No. 63 is just fine with Ferentz
On national football signing date, every coach loves the group of players he just signed. It’s part of the drill. You smile as you face the media and emphasize all the good aspects of the players you recruited, even if the positives are a little hard to find.
On Wednesday, you got the feeling that Kirk Ferentz wasn’t just dutifully espousing the merits of what is allegedly the nation’s 63rd best recruiting class. You got the feeling Ferentz really likes this group. It’s his kind of class – mostly guys rated as two-star recruits by Rivals.com and Scout.com with only a sprinkling of three- and four-star guys.
Ferentz had a top 20 class once, one loaded with four-star guys and even one rare can’t-miss, five-star prospect.
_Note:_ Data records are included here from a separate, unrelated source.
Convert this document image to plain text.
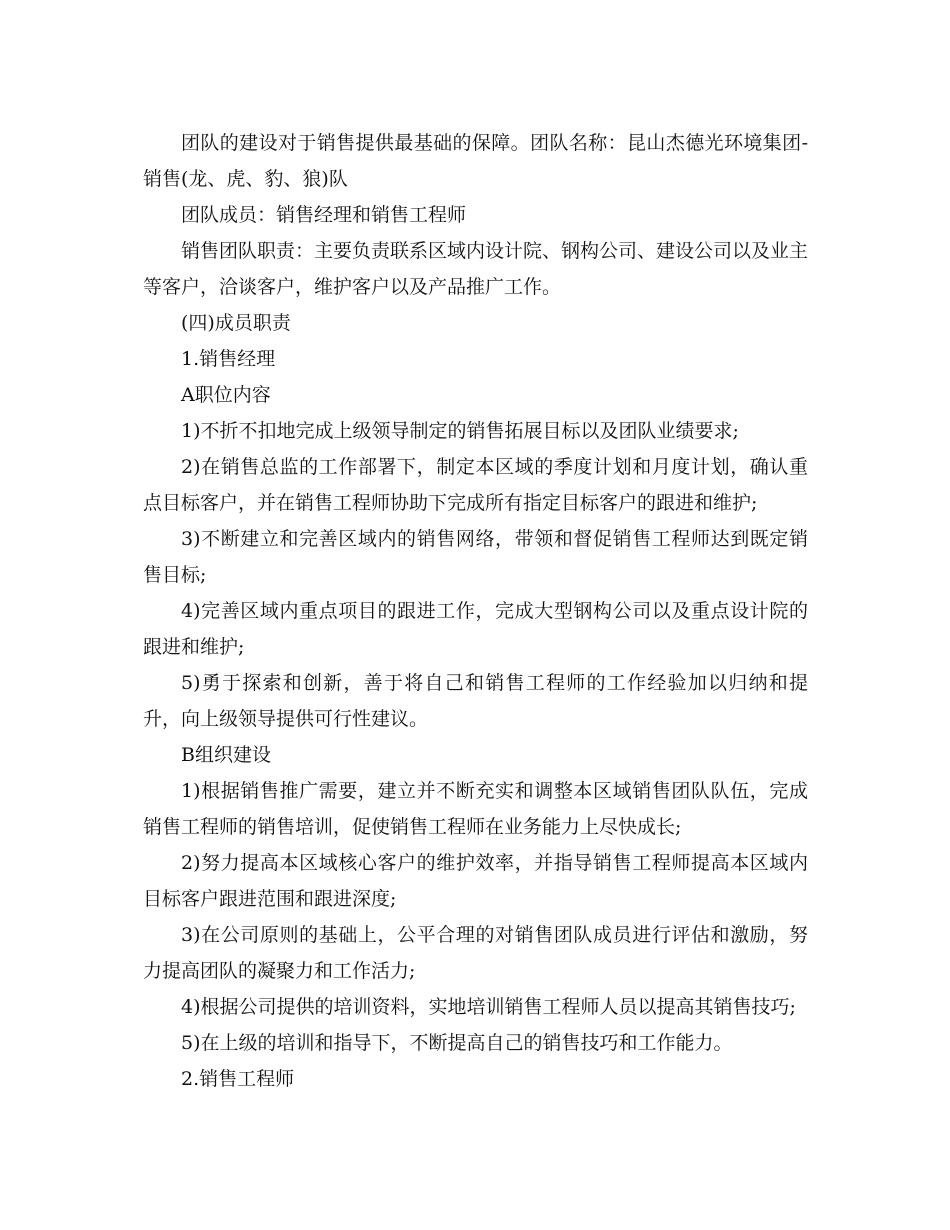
团队的建设对于销售提供最基础的保障。团队名称：昆山杰德光环境集团-销售(龙、虎、豹、狼)队

团队成员：销售经理和销售工程师

销售团队职责：主要负责联系区域内设计院、钢构公司、建设公司以及业主等客户，洽谈客户，维护客户以及产品推广工作。

(四)成员职责

1.销售经理

A职位内容

1)不折不扣地完成上级领导制定的销售拓展目标以及团队业绩要求;

2)在销售总监的工作部署下，制定本区域的季度计划和月度计划，确认重点目标客户，并在销售工程师协助下完成所有指定目标客户的跟进和维护;

3)不断建立和完善区域内的销售网络，带领和督促销售工程师达到既定销售目标;

4)完善区域内重点项目的跟进工作，完成大型钢构公司以及重点设计院的跟进和维护;

5)勇于探索和创新，善于将自己和销售工程师的工作经验加以归纳和提升，向上级领导提供可行性建议。

B组织建设

1)根据销售推广需要，建立并不断充实和调整本区域销售团队队伍，完成销售工程师的销售培训，促使销售工程师在业务能力上尽快成长;

2)努力提高本区域核心客户的维护效率，并指导销售工程师提高本区域内目标客户跟进范围和跟进深度;

3)在公司原则的基础上，公平合理的对销售团队成员进行评估和激励，努力提高团队的凝聚力和工作活力;

4)根据公司提供的培训资料，实地培训销售工程师人员以提高其销售技巧;

5)在上级的培训和指导下，不断提高自己的销售技巧和工作能力。

2.销售工程师
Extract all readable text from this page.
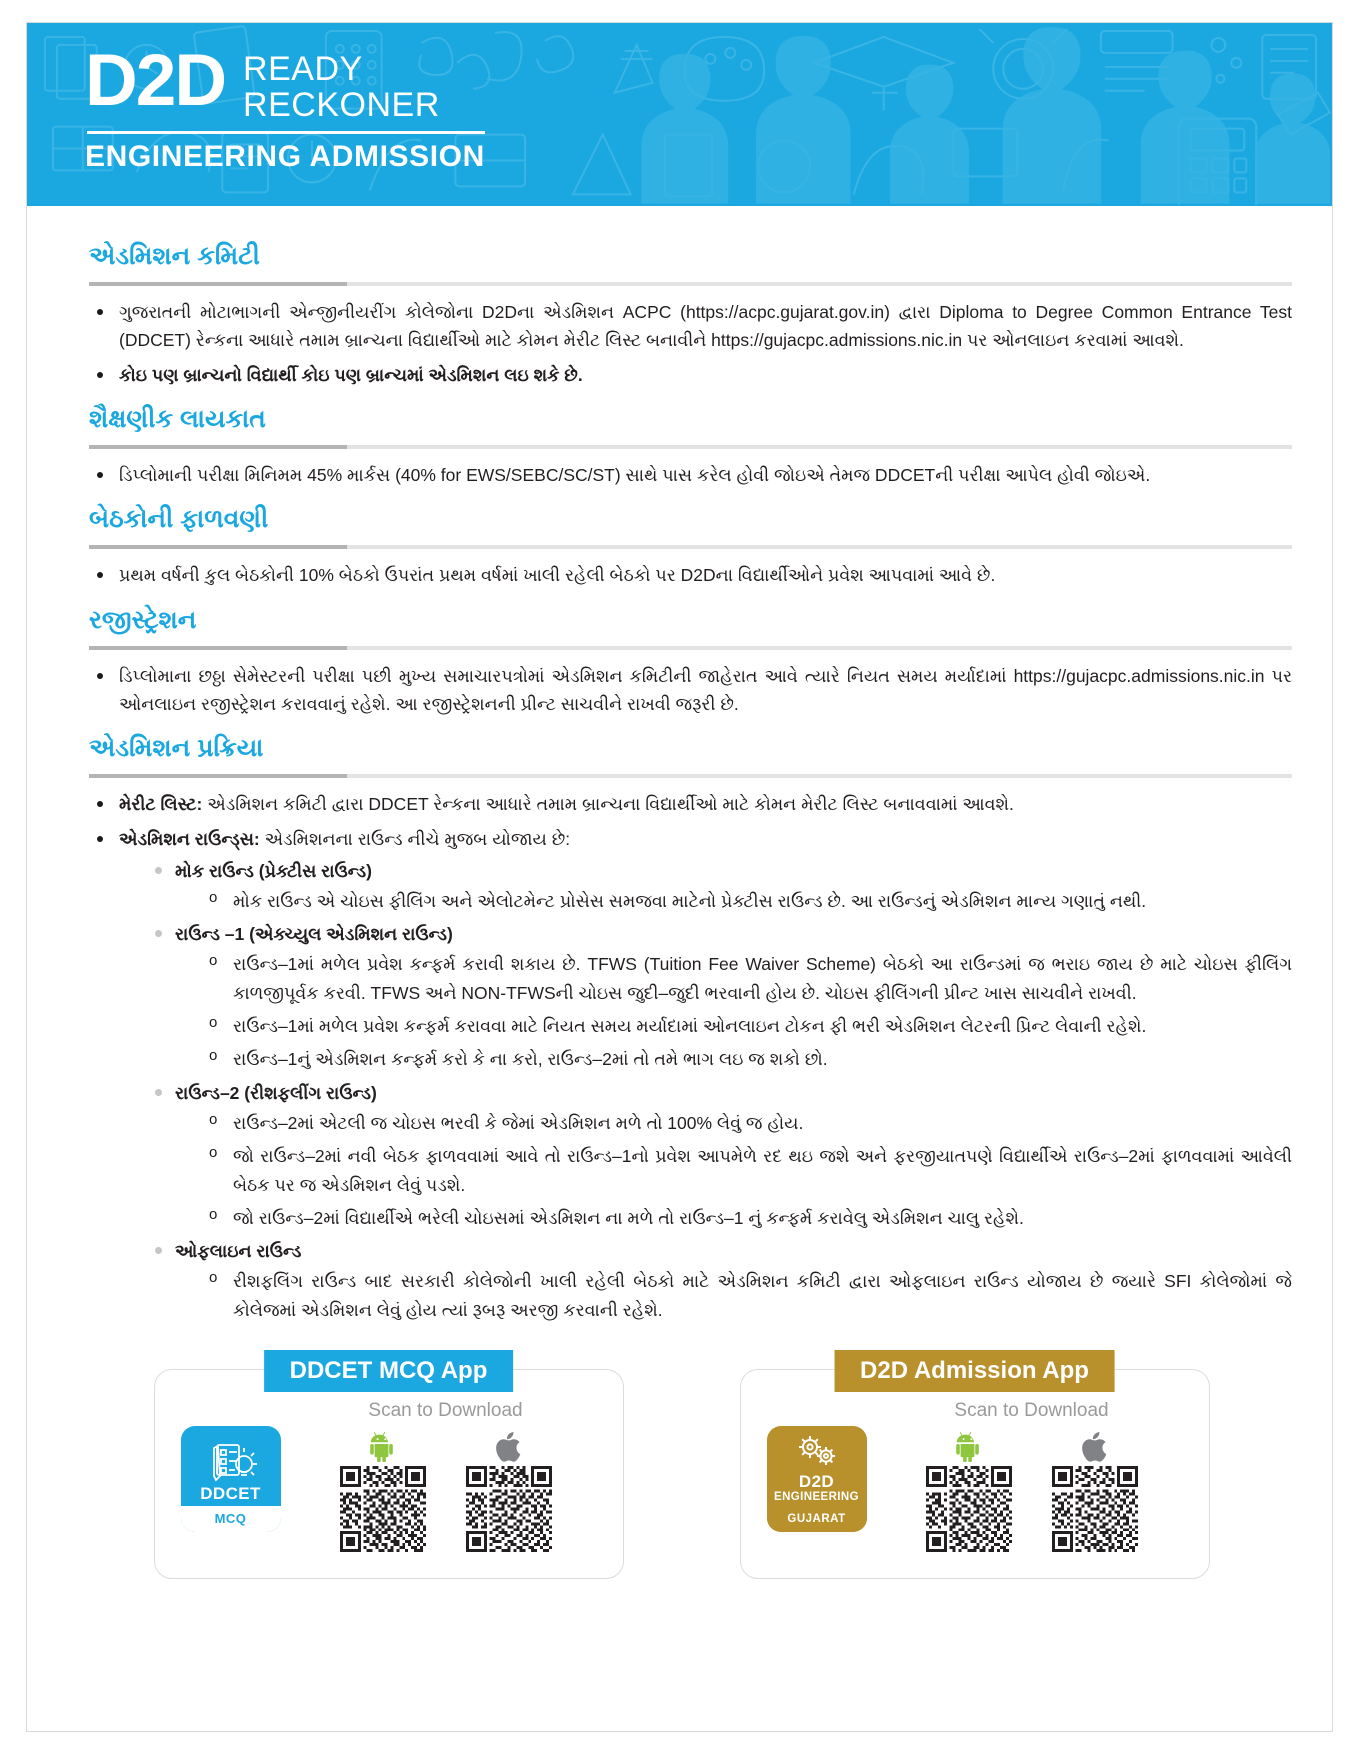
D2D READY
RECKONER
ENGINEERING ADMISSION
એડમિશન કમિટી
ગુજરાતની મોટાભાગની એન્જીનીયરીંગ કોલેજોના D2Dના એડમિશન ACPC (https://acpc.gujarat.gov.in) દ્વારા Diploma to Degree Common Entrance Test (DDCET) રેન્કના આધારે તમામ બ્રાન્ચના વિદ્યાર્થીઓ માટે કોમન મેરીટ લિસ્ટ બનાવીને https://gujacpc.admissions.nic.in પર ઓનલાઇન કરવામાં આવશે.
કોઇ પણ બ્રાન્ચનો વિદ્યાર્થી કોઇ પણ બ્રાન્ચમાં એડમિશન લઇ શકે છે.
શૈક્ષણીક લાયકાત
ડિપ્લોમાની પરીક્ષા મિનિમમ 45% માર્કસ (40% for EWS/SEBC/SC/ST) સાથે પાસ કરેલ હોવી જોઇએ તેમજ DDCETની પરીક્ષા આપેલ હોવી જોઇએ.
બેઠકોની ફાળવણી
પ્રથમ વર્ષની કુલ બેઠકોની 10% બેઠકો ઉપરાંત પ્રથમ વર્ષમાં ખાલી રહેલી બેઠકો પર D2Dના વિદ્યાર્થીઓને પ્રવેશ આપવામાં આવે છે.
રજીસ્ટ્રેશન
ડિપ્લોમાના છઠ્ઠા સેમેસ્ટરની પરીક્ષા પછી મુખ્ય સમાચારપત્રોમાં એડમિશન કમિટીની જાહેરાત આવે ત્યારે નિયત સમય મર્યાદામાં https://gujacpc.admissions.nic.in પર ઓનલાઇન રજીસ્ટ્રેશન કરાવવાનું રહેશે. આ રજીસ્ટ્રેશનની પ્રીન્ટ સાચવીને રાખવી જરૂરી છે.
એડમિશન પ્રક્રિયા
મેરીટ લિસ્ટ: એડમિશન કમિટી દ્વારા DDCET રેન્કના આધારે તમામ બ્રાન્ચના વિદ્યાર્થીઓ માટે કોમન મેરીટ લિસ્ટ બનાવવામાં આવશે.
એડમિશન રાઉન્ડ્સ: એડમિશનના રાઉન્ડ નીચે મુજબ યોજાય છે:
મોક રાઉન્ડ (પ્રેક્ટીસ રાઉન્ડ)
o મોક રાઉન્ડ એ ચોઇસ ફીલિંગ અને એલોટમેન્ટ પ્રોસેસ સમજવા માટેનો પ્રેક્ટીસ રાઉન્ડ છે. આ રાઉન્ડનું એડમિશન માન્ય ગણાતું નથી.
રાઉન્ડ –1 (એક્ચ્યુલ એડમિશન રાઉન્ડ)
o રાઉન્ડ–1માં મળેલ પ્રવેશ કન્ફર્મ કરાવી શકાય છે. TFWS (Tuition Fee Waiver Scheme) બેઠકો આ રાઉન્ડમાં જ ભરાઇ જાય છે માટે ચોઇસ ફીલિંગ કાળજીપૂર્વક કરવી. TFWS અને NON-TFWSની ચોઇસ જુદી–જુદી ભરવાની હોય છે. ચોઇસ ફીલિંગની પ્રીન્ટ ખાસ સાચવીને રાખવી.
o રાઉન્ડ–1માં મળેલ પ્રવેશ કન્ફર્મ કરાવવા માટે નિયત સમય મર્યાદામાં ઓનલાઇન ટોકન ફી ભરી એડમિશન લેટરની પ્રિન્ટ લેવાની રહેશે.
o રાઉન્ડ–1નું એડમિશન કન્ફર્મ કરો કે ના કરો, રાઉન્ડ–2માં તો તમે ભાગ લઇ જ શકો છો.
રાઉન્ડ–2 (રીશફલીંગ રાઉન્ડ)
o રાઉન્ડ–2માં એટલી જ ચોઇસ ભરવી કે જેમાં એડમિશન મળે તો 100% લેવું જ હોય.
o જો રાઉન્ડ–2માં નવી બેઠક ફાળવવામાં આવે તો રાઉન્ડ–1નો પ્રવેશ આપમેળે રદ થઇ જશે અને ફરજીયાતપણે વિદ્યાર્થીએ રાઉન્ડ–2માં ફાળવવામાં આવેલી બેઠક પર જ એડમિશન લેવું પડશે.
o જો રાઉન્ડ–2માં વિદ્યાર્થીએ ભરેલી ચોઇસમાં એડમિશન ના મળે તો રાઉન્ડ–1 નું કન્ફર્મ કરાવેલુ એડમિશન ચાલુ રહેશે.
ઓફલાઇન રાઉન્ડ
o રીશફલિંગ રાઉન્ડ બાદ સરકારી કોલેજોની ખાલી રહેલી બેઠકો માટે એડમિશન કમિટી દ્વારા ઓફલાઇન રાઉન્ડ યોજાય છે જયારે SFI કોલેજોમાં જે કોલેજમાં એડમિશન લેવું હોય ત્યાં રૂબરૂ અરજી કરવાની રહેશે.
DDCET MCQ App
DDCET
MCQ
Scan to Download
D2D Admission App
D2D
ENGINEERING
GUJARAT
Scan to Download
The group of players he signed in 2005 checked in at No. 11 nationally but it’s pretty much been a washout. The five-star recruit, Dan Doering, never has been able to beat out guys with many fewer stars in front of their names. Of the 23 players the Hawkeyes signed that year, only eight are still around and only two of those eight will be coming back next fall as returning starters – Pat Angerer and Kyle Calloway. They were both three-star guys.
As Ferentz noted Wednesday, most of the best players on the team that went 9-4 last fall were mere two or three-star recruits.
“We saw potential in all those guys but it’s really what they did after they got here that made them players,’’ he said.
The one other thing he said Wednesday that makes a lot of sense is that you can’t judge a recruiting class until three or four years down the road. Chances are, when we get to that point the bunch he signed Wednesday will look a lot better than that ballyhooed 2005 group.